Once all the research results were obtained at the end of my placement period, they were formally presented at one of the regular research groups meetings. This was an exciting experience which enabled me to share my newly found knowledge through active research in the field of molecular neuroscience with scientists with years of experience.
- And in the bigger picture, how has an internship helped you?
Throughout this time period I learned many valuable lessons, not only ways to perfect specific techniques in order to obtain more accurate and reliable results, but also how to think like a scientist in order to progress my research further, eliminate anomalies and explain why certain pieces of data do not fit the proposed hypothesis. Having spent many hours in a research laboratory during my six-week placement period working independently, I successfully used several analytical techniques such as SDS-PAGE western blotting, Bradford assay, cell culture and harvesting to obtain valuable results which can be built upon for continued research in this area.
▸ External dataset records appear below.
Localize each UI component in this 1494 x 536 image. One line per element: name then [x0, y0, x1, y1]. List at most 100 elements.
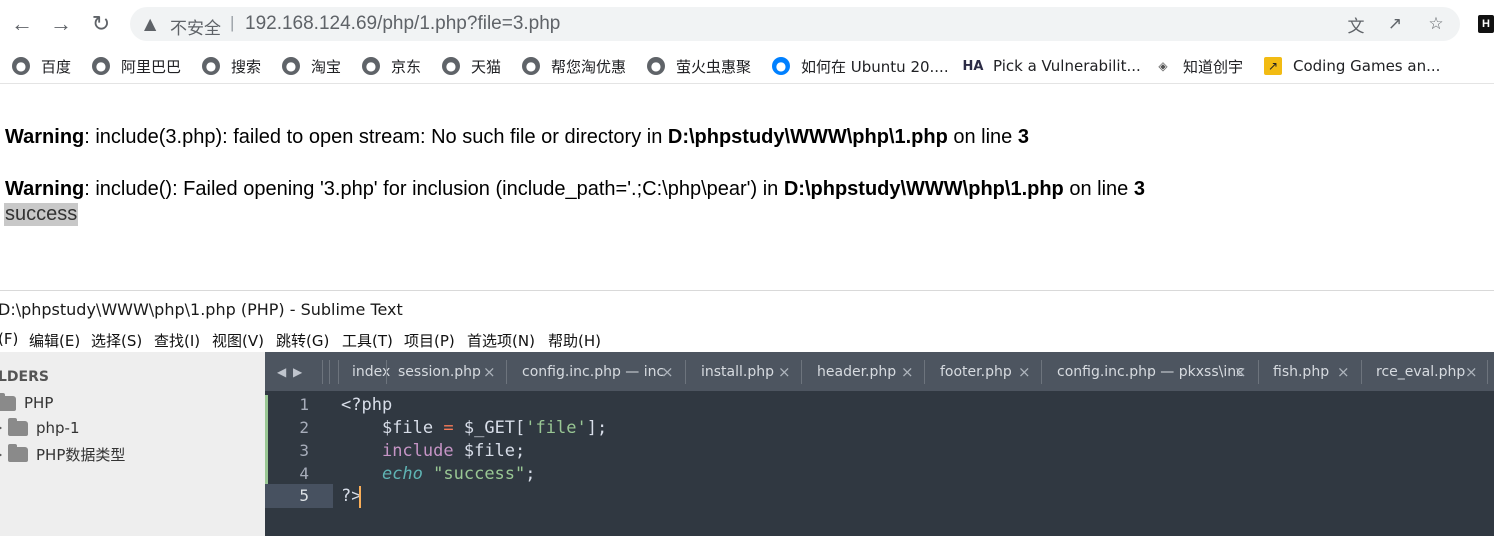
tab-divider — [801, 360, 802, 384]
translate-icon[interactable]: 文 — [1345, 13, 1367, 37]
bookmark-taobao[interactable]: ● 淘宝 — [282, 54, 341, 78]
bookmark-label: 知道创宇 — [1183, 57, 1244, 76]
bookmark-baidu[interactable]: ● 百度 — [12, 54, 71, 78]
tab-config-pkxss[interactable]: config.inc.php — pkxss\inc — [1057, 352, 1244, 391]
warning-online: on line — [947, 126, 1018, 148]
globe-icon: ● — [92, 57, 110, 75]
tab-close-icon[interactable]: × — [778, 363, 791, 381]
url-text[interactable]: 192.168.124.69/php/1.php?file=3.php — [245, 13, 560, 35]
globe-icon: ● — [647, 57, 665, 75]
menu-goto[interactable]: 跳转(G) — [276, 330, 329, 351]
menu-selection[interactable]: 选择(S) — [91, 330, 142, 351]
tab-close-icon[interactable]: × — [1018, 363, 1031, 381]
tab-divider — [1487, 360, 1488, 384]
address-bar[interactable]: ▲ 不安全 | 192.168.124.69/php/1.php?file=3.… — [130, 7, 1460, 41]
code-editor[interactable]: 1 2 3 4 5 <?php $file = $_GET['file']; i… — [265, 391, 1494, 536]
tab-scroll-right-icon[interactable]: ▶ — [293, 352, 302, 391]
warning-online: on line — [1063, 178, 1134, 200]
bookmark-alibaba[interactable]: ● 阿里巴巴 — [92, 54, 181, 78]
menu-edit[interactable]: 编辑(E) — [29, 330, 80, 351]
extension-icon[interactable]: H — [1478, 15, 1494, 33]
bookmark-jd[interactable]: ● 京东 — [362, 54, 421, 78]
warning-label: Warning — [5, 178, 85, 200]
tab-install[interactable]: install.php — [701, 352, 774, 391]
browser-toolbar: ← → ↻ ▲ 不安全 | 192.168.124.69/php/1.php?f… — [0, 0, 1494, 48]
expand-arrow-icon[interactable] — [0, 450, 2, 459]
warning-text: : include(): Failed opening '3.php' for … — [84, 178, 784, 200]
tab-scroll-left-icon[interactable]: ◀ — [277, 352, 286, 391]
menu-find[interactable]: 查找(I) — [154, 330, 200, 351]
bookmark-label: 搜索 — [231, 57, 262, 76]
menu-help[interactable]: 帮助(H) — [548, 330, 601, 351]
code-superglobal: $_GET[ — [463, 418, 526, 438]
php-open-tag: <?php — [341, 395, 393, 415]
bookmarks-bar: ● 百度 ● 阿里巴巴 ● 搜索 ● 淘宝 ● 京东 ● 天猫 ● 帮您淘优惠 ● 萤火虫惠聚 … — [0, 48, 1494, 84]
tab-session[interactable]: session.php — [398, 352, 481, 391]
code-line-4: echo "success"; — [341, 464, 536, 484]
bookmark-discount[interactable]: ● 帮您淘优惠 — [522, 54, 626, 78]
star-bookmark-icon[interactable]: ☆ — [1425, 13, 1447, 35]
bookmark-label: 如何在 Ubuntu 20.... — [801, 57, 949, 76]
code-punct: ; — [525, 464, 536, 484]
tab-header[interactable]: header.php — [817, 352, 896, 391]
tab-divider — [685, 360, 686, 384]
folder-php-types[interactable]: PHP数据类型 — [0, 444, 125, 465]
bookmark-search[interactable]: ● 搜索 — [202, 54, 261, 78]
menu-project[interactable]: 项目(P) — [404, 330, 455, 351]
tab-close-icon[interactable]: × — [661, 363, 674, 381]
warning-message-1: Warning: include(3.php): failed to open … — [5, 126, 1029, 149]
menu-file[interactable]: (F) — [0, 330, 18, 348]
bookmark-label: 天猫 — [471, 57, 502, 76]
menu-view[interactable]: 视图(V) — [212, 330, 264, 351]
bookmark-label: 淘宝 — [311, 57, 342, 76]
text-cursor — [359, 486, 361, 508]
expand-arrow-icon[interactable] — [0, 424, 2, 432]
tab-close-icon[interactable]: × — [1234, 363, 1247, 381]
menu-preferences[interactable]: 首选项(N) — [467, 330, 535, 351]
tab-config-inc[interactable]: config.inc.php — inc — [522, 352, 664, 391]
code-punct: ]; — [586, 418, 608, 438]
tab-divider — [506, 360, 507, 384]
reload-icon[interactable]: ↻ — [87, 10, 115, 38]
tab-fish[interactable]: fish.php — [1273, 352, 1329, 391]
tab-rce-eval[interactable]: rce_eval.php — [1376, 352, 1465, 391]
warning-message-2: Warning: include(): Failed opening '3.ph… — [5, 178, 1145, 201]
warning-line-number: 3 — [1133, 178, 1145, 200]
line-number: 1 — [299, 395, 309, 414]
folder-icon — [8, 417, 28, 436]
bookmark-knownsec[interactable]: ◈ 知道创宇 — [1154, 54, 1243, 78]
codingame-icon: ↗ — [1264, 57, 1282, 75]
warning-path: D:\phpstudy\WWW\php\1.php — [667, 126, 948, 148]
warning-text: : include(3.php): failed to open stream:… — [84, 126, 668, 148]
bookmark-firefly[interactable]: ● 萤火虫惠聚 — [647, 54, 751, 78]
folder-label: php-1 — [36, 419, 80, 437]
menu-tools[interactable]: 工具(T) — [342, 330, 393, 351]
tab-divider — [329, 360, 330, 384]
tab-close-icon[interactable]: × — [1465, 363, 1478, 381]
code-punct: ; — [515, 441, 526, 461]
tab-close-icon[interactable]: × — [1337, 363, 1350, 381]
folder-php[interactable]: PHP — [0, 392, 53, 412]
success-output: success — [4, 203, 79, 226]
sidebar-header: LDERS — [0, 369, 49, 385]
insecure-label[interactable]: 不安全 — [170, 14, 221, 39]
code-keyword: include — [381, 441, 454, 461]
bookmark-hackerone[interactable]: HA Pick a Vulnerabilit... — [963, 54, 1141, 78]
tab-close-icon[interactable]: × — [483, 363, 496, 381]
bookmark-tmall[interactable]: ● 天猫 — [442, 54, 501, 78]
back-arrow-icon[interactable]: ← — [8, 10, 36, 38]
folder-php-1[interactable]: php-1 — [0, 417, 80, 437]
tab-close-icon[interactable]: × — [901, 363, 914, 381]
code-string: "success" — [422, 464, 526, 484]
bookmark-ubuntu[interactable]: ● 如何在 Ubuntu 20.... — [772, 54, 949, 78]
warning-triangle-icon[interactable]: ▲ — [144, 14, 156, 33]
folder-icon — [8, 444, 28, 462]
tab-footer[interactable]: footer.php — [940, 352, 1012, 391]
warning-path: D:\phpstudy\WWW\php\1.php — [783, 178, 1064, 200]
tab-divider — [322, 360, 323, 384]
tab-index[interactable]: index — [352, 352, 390, 391]
bookmark-codingame[interactable]: ↗ Coding Games an... — [1264, 54, 1440, 78]
forward-arrow-icon[interactable]: → — [47, 10, 75, 38]
share-icon[interactable]: ↗ — [1384, 13, 1406, 35]
folder-sidebar: LDERS PHP php-1 PHP数据类型 — [0, 352, 265, 536]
Due to the experience obtained throughout my placement period, I have now been offered an honorary contract by Bradford’s school of Pharmacy to continue with the research alongside my final year studies. Future work will determine the toxicity and efficacy of this approach to preventing the pathogenesis of Alzheimer’s disease. The experience gained will hopefully aid me in my long-term goal that is to undertake a PhD in the field of molecular neuroscience in the near future.